No boundary — faith decides, and distance only breaks ties.
St Bernard's has no designated catchment, so a qualifying child from anywhere can be considered on equal terms. What orders the list is faith — practising Catholics, then other Catholics, then other Christians, then children of other faiths — with Pupil Premium and test score deciding rank within each group. Distance is only the final tie-breaker for the last place in a category.
Distance is measured 'as the crow flies' from your permanent home address to the school's main entrance, using Slough's mapping system — not by walking or driving route. The displayed circle on our map is illustrative only; it is not a real boundary, and no fixed cutoff distance is published.
See St Bernard's location on the GrammarBound mapFaith ranks ahead of a higher score from another group.

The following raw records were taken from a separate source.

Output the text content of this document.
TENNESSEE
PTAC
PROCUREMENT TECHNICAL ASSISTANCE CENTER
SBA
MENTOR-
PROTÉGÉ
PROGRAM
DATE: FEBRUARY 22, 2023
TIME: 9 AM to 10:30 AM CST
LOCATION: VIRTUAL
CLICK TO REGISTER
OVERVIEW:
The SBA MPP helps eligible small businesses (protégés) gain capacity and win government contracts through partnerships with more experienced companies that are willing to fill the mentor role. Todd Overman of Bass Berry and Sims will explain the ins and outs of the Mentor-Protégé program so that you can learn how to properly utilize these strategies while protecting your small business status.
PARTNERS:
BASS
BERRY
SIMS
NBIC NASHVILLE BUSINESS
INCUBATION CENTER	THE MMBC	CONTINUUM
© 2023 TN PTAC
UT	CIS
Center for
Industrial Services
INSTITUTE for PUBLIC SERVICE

Both children qualify on the test. Child A is a practising Catholic with a Certificate of Catholic Practice, placing them in the second category; Child B scored higher but belongs to a lower faith category. Because faith sets the order before score, Child A is ranked ahead. Distance would only separate two children inside the same category.
You have two routes, and you can use both.
Waiting list
Qualifying children (scoring 111+) who were not offered a place are placed on a waiting list, ranked by the same oversubscription criteria and re-ordered each time a name is added or removed. It runs to the end of December 2027 in the first instance.
Request a waiting-list place via St Bernard's directly.
Appeal
You have the right to appeal to an independent panel, which follows the statutory School Admission Appeals Code 2022. Appealing does not remove your child from the waiting list — you can do both.
Joining Year 12 from outside.
St Bernard's keeps a Year 12 admission number that includes its own Year 11s plus a minimum of 20 external students.
The grade floor.
Entry is by GCSE results and a positive recommendation from your current head teacher. Each course sets its own subject grades, published annually in the Sixth Form Prospectus, which forms part of the admission arrangements; NARIC-verified equivalents are accepted in place of GCSEs for overseas qualifications. There is no single published numeric floor across all subjects.
Apply direct to the school.
External applicants apply directly to St Bernard's by the published deadline and attend a Careers Information, Advice and Guidance interview; a conditional offer is confirmed on GCSE results day once grades are met. If external applicants are oversubscribed, places go to looked-after children, then those previously in receipt of Pupil Premium, then by GCSE average point score. Students must come straight from Year 11 — no repeating Year 12.